2. Vitamin B3 (aka niacinamide)

Next, in alphabetical order: vitamin B3, otherwise known as niacinamide. “Niacinamide is an antioxidant with lightening effects that can help fade dark spots from the sun,” says Dr. Hibler, adding that it can also reduce redness and rosacea.

And that’s not all this versatile ingredient can do. “It has been shown in several studies to reduce the signs of skin aging, particularly skin tone and texture,” says Dr. King, who likes the ingredient for treating hyperpigmentation. “It also increases the skin’s production of ceramides, which help strengthen the skin barrier, preventing moisture loss.”

3. Vitamin C

“Vitamin C is a powerful antioxidant that helps neutralize free radicals,” says Dr.

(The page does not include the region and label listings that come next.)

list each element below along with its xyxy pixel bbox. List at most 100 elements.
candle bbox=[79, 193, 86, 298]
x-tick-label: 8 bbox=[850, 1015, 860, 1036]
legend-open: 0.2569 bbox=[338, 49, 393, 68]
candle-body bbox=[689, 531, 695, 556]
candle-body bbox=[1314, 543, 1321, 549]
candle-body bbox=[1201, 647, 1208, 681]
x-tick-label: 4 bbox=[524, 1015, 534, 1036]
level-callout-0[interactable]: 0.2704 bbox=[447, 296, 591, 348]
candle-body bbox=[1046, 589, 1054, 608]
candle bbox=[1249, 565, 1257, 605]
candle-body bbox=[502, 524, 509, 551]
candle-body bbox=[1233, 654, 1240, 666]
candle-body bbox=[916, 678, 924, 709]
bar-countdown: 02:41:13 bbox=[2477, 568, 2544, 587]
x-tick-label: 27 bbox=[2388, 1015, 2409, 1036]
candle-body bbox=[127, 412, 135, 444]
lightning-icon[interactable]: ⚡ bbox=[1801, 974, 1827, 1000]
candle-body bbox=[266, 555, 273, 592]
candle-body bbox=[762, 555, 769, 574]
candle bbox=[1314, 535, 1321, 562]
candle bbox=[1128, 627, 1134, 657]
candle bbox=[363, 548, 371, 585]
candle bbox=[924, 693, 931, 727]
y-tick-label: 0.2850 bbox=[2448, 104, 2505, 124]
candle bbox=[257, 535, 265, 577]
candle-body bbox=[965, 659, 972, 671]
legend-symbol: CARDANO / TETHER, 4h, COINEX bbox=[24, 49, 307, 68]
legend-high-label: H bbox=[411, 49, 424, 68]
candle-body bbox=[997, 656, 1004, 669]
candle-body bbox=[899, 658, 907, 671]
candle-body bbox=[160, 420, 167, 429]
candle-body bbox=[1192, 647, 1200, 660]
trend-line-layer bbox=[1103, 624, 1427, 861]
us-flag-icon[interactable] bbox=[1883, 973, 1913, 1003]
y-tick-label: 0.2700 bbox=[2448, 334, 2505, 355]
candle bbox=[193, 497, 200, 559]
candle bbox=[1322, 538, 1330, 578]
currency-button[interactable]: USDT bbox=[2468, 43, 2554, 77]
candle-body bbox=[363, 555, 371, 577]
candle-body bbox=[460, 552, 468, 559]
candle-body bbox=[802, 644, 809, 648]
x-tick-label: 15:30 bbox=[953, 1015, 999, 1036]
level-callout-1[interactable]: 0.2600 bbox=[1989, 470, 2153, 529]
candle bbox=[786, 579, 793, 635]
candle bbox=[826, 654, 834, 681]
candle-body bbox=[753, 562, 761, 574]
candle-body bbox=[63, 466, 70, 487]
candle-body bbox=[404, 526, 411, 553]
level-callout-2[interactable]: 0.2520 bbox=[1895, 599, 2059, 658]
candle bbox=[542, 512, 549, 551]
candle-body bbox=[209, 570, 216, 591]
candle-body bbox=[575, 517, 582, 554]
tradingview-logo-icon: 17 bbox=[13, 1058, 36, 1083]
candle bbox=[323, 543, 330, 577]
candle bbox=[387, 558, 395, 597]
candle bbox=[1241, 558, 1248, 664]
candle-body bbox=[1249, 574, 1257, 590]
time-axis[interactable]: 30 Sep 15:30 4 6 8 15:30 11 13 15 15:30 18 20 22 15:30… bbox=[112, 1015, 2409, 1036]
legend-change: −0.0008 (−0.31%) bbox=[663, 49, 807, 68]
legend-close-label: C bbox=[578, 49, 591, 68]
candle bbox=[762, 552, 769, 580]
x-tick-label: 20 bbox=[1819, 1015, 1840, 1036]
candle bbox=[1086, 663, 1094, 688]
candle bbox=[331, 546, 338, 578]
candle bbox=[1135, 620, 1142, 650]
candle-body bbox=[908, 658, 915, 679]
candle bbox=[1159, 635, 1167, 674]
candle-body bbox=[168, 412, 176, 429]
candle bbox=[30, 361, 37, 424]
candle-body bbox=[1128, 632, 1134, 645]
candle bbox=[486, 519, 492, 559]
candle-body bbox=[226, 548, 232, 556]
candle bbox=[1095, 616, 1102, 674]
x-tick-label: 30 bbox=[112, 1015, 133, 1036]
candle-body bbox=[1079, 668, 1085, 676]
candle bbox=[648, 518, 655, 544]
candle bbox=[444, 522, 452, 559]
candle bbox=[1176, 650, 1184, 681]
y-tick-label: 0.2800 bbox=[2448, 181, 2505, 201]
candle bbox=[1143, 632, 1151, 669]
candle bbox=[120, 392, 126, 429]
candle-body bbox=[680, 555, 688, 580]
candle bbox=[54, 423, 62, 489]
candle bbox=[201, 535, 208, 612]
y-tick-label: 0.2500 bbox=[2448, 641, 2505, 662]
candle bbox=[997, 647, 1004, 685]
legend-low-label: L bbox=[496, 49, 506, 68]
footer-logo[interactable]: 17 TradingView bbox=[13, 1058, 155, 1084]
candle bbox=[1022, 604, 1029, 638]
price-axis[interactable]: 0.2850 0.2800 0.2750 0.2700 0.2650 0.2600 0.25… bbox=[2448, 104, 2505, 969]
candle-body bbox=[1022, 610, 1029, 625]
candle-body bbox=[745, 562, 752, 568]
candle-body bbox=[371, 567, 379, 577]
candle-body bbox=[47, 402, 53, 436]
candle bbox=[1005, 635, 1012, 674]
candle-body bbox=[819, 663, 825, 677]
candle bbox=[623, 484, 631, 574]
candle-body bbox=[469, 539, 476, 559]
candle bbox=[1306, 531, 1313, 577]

Gohara. “Free radicals are pesky chemical particles that come from UV light and pollution. They cause cosmetic havoc on the skin and can contribute to the formation of skin cancers. It is one of the most powerful antioxidants; it helps build collagen, even skin tone, reduce fine lines and wrinkles, etc.

Not only does Vitamin C minimize the visible effects of past UV exposure, it can also prevent future damage from occurring. “Studies have shown that vitamin C is effective in protecting against UV light-induced damage, and also has utility in the treatment of photodamage,” says Dr. King. “Photodamage can create dark discolorations and brown spots. and lighten dark spots that are the result of UV damage.